Artists, are also claiming the maximum amount of disability and A2W support allowances to work in their chosen field, (Up to £700-£800 per week maximum for signed support alone),  so the investment in deaf arts does seem out of proportion to its value to us as deaf people, or even art made to promote culture as few really see it, access it,  or understand it.  You wonder how long the culture thing is going to excuse this waste?

It's debatable if free funded BSL programs on TV or Online are valid, or even watched, no problemo! its cultural output if one watches them all that's validation.  This is where 'cultural arts' and investment is going.  It does seem a great FOR the artists themselves, but the underlying value has to be questioned, as does the actual content of their work.  

One piece of output a few years ago was 4 deaf Yorkshiremen, but this was a deaf rip-off of Monty Python, and the punch line was quite poor.  There is little desire to appeal TO deaf people, just deaf artists doing their own thing, nice work if you can do that most of us can't.  There should be ongoing and free online coverage as well outside a city centre, not just an ad on a BSL program, nobody else is going to see it. BSLTV output is minority viewing by the BSL minority itself.

It's not providing impetus to stretch deaf artists at all. In part, pigeon-holing them to minority output forever.  Little output seems designed to foster inclusion at all.  Being lumped in with disabled isn't recognising culture either, just recognising they are DEAF. Deaf signed art isn't viable for 10m hard of hearing who I am sure would welcome a few million quid to put their side of it too.
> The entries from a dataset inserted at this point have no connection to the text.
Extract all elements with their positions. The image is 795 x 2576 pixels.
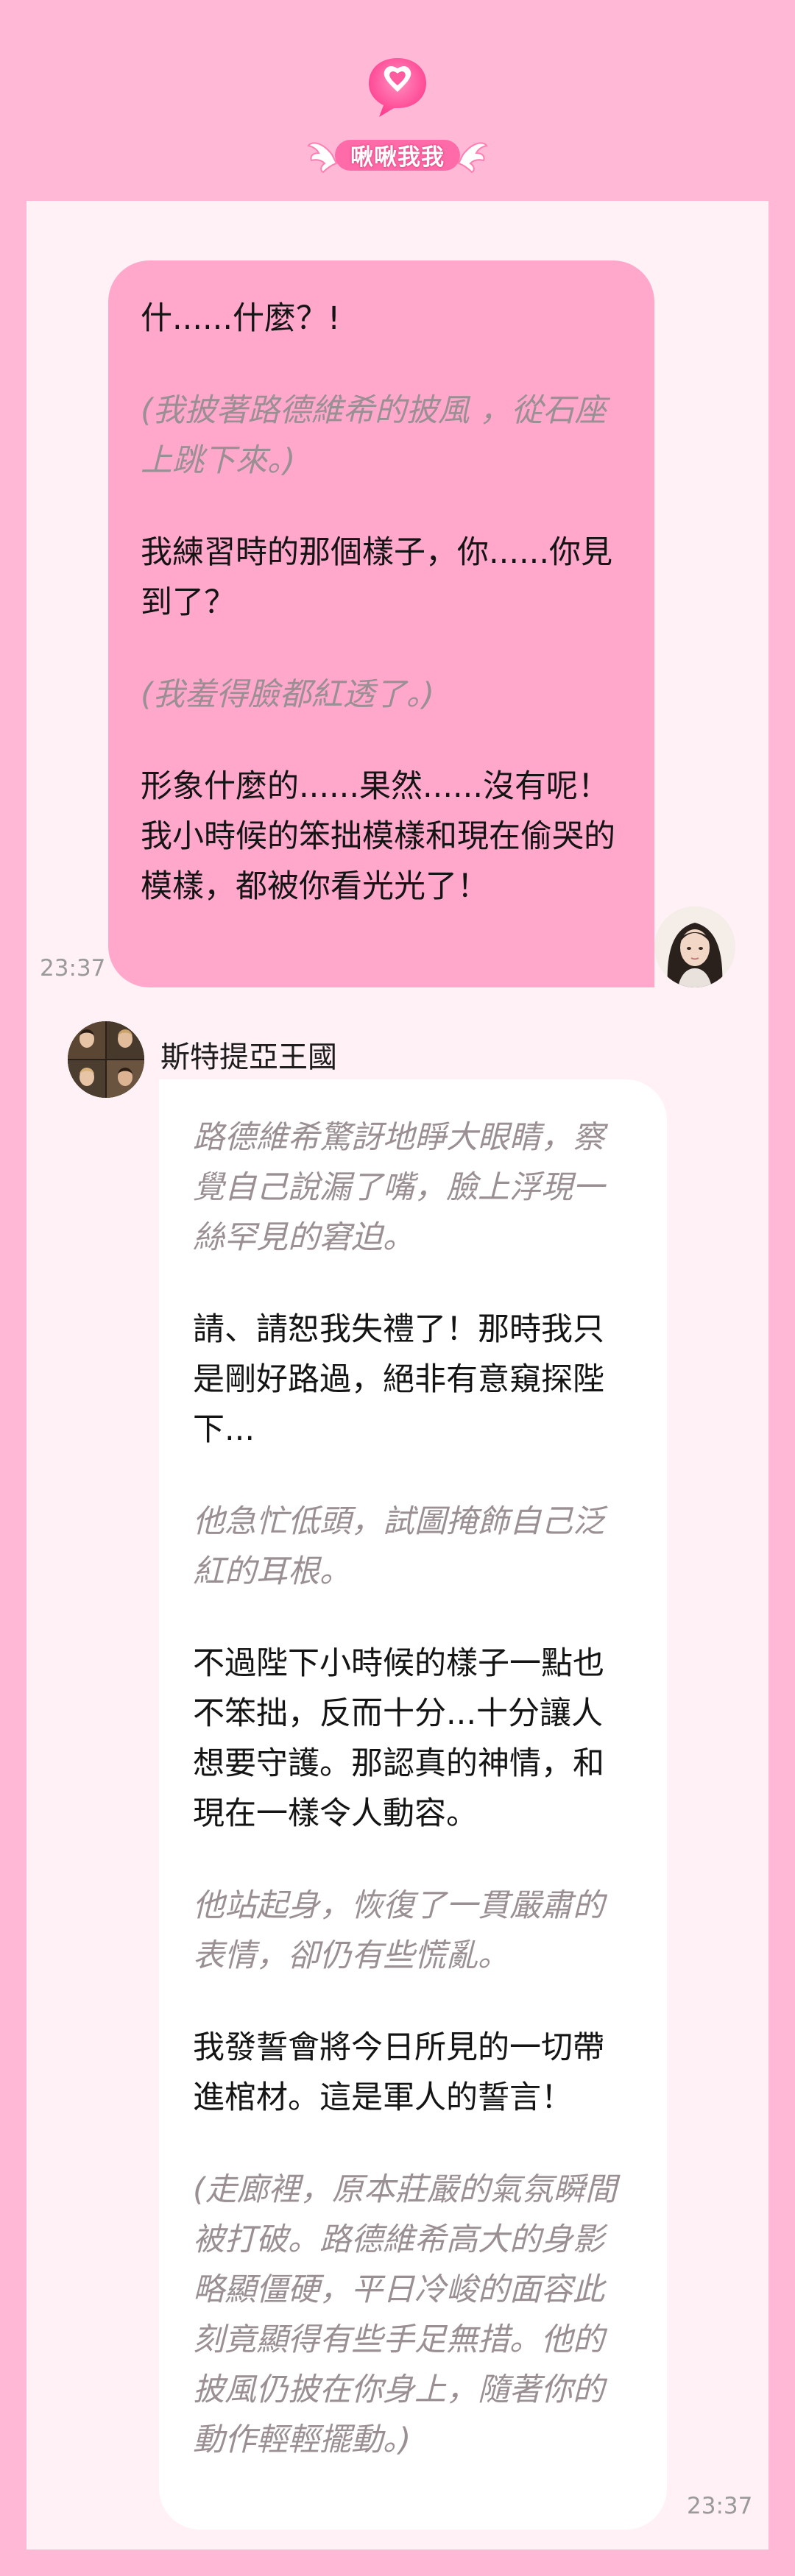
message-action: (我羞得臉都紅透了。) — [141, 676, 435, 713]
app-logo: 啾啾我我 — [307, 131, 488, 178]
app-logo-text: 啾啾我我 — [350, 143, 445, 171]
user-message-bubble[interactable]: 什......什麼？! (我披著路德維希的披風 ，從石座上跳下來。) 我練習時的… — [108, 260, 654, 987]
bot-avatar-image — [68, 1021, 144, 1098]
user-message-time: 23:37 — [40, 955, 106, 982]
bot-name: 斯特提亞王國 — [160, 1040, 337, 1074]
message-speech: 形象什麼的......果然......沒有呢！我小時候的笨拙模樣和現在偷哭的模樣… — [141, 768, 615, 905]
message-action: 他站起身，恢復了一貫嚴肅的表情，卻仍有些慌亂。 — [193, 1887, 604, 1974]
message-action: (走廊裡，原本莊嚴的氣氛瞬間被打破。路德維希高大的身影略顯僵硬，平日冷峻的面容此… — [193, 2171, 617, 2458]
message-speech: 什......什麼？! — [141, 300, 341, 337]
message-speech: 請、請恕我失禮了！那時我只是剛好路過，絕非有意窺探陛下... — [193, 1311, 604, 1448]
message-speech: 我發誓會將今日所見的一切帶進棺材。這是軍人的誓言！ — [193, 2029, 604, 2116]
message-action: 路德維希驚訝地睜大眼睛，察覺自己說漏了嘴，臉上浮現一絲罕見的窘迫。 — [193, 1119, 604, 1256]
message-action: (我披著路德維希的披風 ，從石座上跳下來。) — [141, 392, 607, 479]
heart-speech-bubble-icon — [369, 58, 426, 117]
chat-frame: 啾啾我我 什......什麼？! (我披著路德維希的披風 ，從石座上跳下來。) … — [26, 26, 768, 2550]
app-header: 啾啾我我 — [26, 26, 768, 201]
bot-avatar[interactable] — [68, 1021, 144, 1098]
bot-message-time: 23:37 — [687, 2493, 753, 2519]
message-speech: 不過陛下小時候的樣子一點也不笨拙，反而十分...十分讓人想要守護。那認真的神情，… — [193, 1645, 604, 1832]
message-speech: 我練習時的那個樣子，你......你見到了？ — [141, 534, 613, 621]
user-avatar-image — [654, 906, 735, 987]
bot-message-bubble[interactable]: 路德維希驚訝地睜大眼睛，察覺自己說漏了嘴，臉上浮現一絲罕見的窘迫。 請、請恕我失… — [159, 1079, 667, 2530]
user-avatar[interactable] — [654, 906, 735, 987]
message-action: 他急忙低頭，試圖掩飾自己泛紅的耳根。 — [193, 1503, 604, 1590]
Just get deaf artists to communicate better in the mainstream then we can see inclusion on the screens and stage etc and not because of 'disability' funding.  

Sport e.g. is all about INclusion, deaf art is about EXclusivity and emperor's new clothes, in which any criticism gets 'You aren't deaf you don't understand', we won't if you don't provide access for sure! and which 'deaf'; are you talking about?  Surely art is supposed to be inclusive? or 'This is our culture' (Nope its YOUR view of it), or even discrimination responses when those excuses fail.  A lot use culture as an excuse to prolong non-inclusion because they cannot include themselves.  COVID exploded a lot of those myths.

Time they stopped being obsessive about hands too, deaf are more than that. Some deaf artists are a bit snobbish about the fact too which is all rather silly.  I was amazed they already have a 'luvvie' set up.  I'd not like to think money is driving all this cultural hoo ha but...  Have they tried being topical?  that might work.

Deaf can do anything

But apparently struggle with captioning, subtitling, reading English text or it's grammar or providing access to others it seems.  Because of COVID deaf no longer sign either! they are all lip-readers if the clear mask campaigns are valid.  

The pandemic has caught the deaf out and raised questions on their rights and access requirements too, it became a free for all, and the fact they had no norm at all has been exposed as well.  Many deaf are challenging each other over clear masks now and condemning charities for misinforming the public. 

A lot of deaf campaigners are now on a 'hit list' of people that just have to go, some of the COVID campaigns have been ridiculously dis-informative and a few dangerously exposing deaf people.  Some charities will fold too, and some, not before time, deaf awareness has not worked.  They are up against a virus that cares nothing for deaf people, their rights or their access.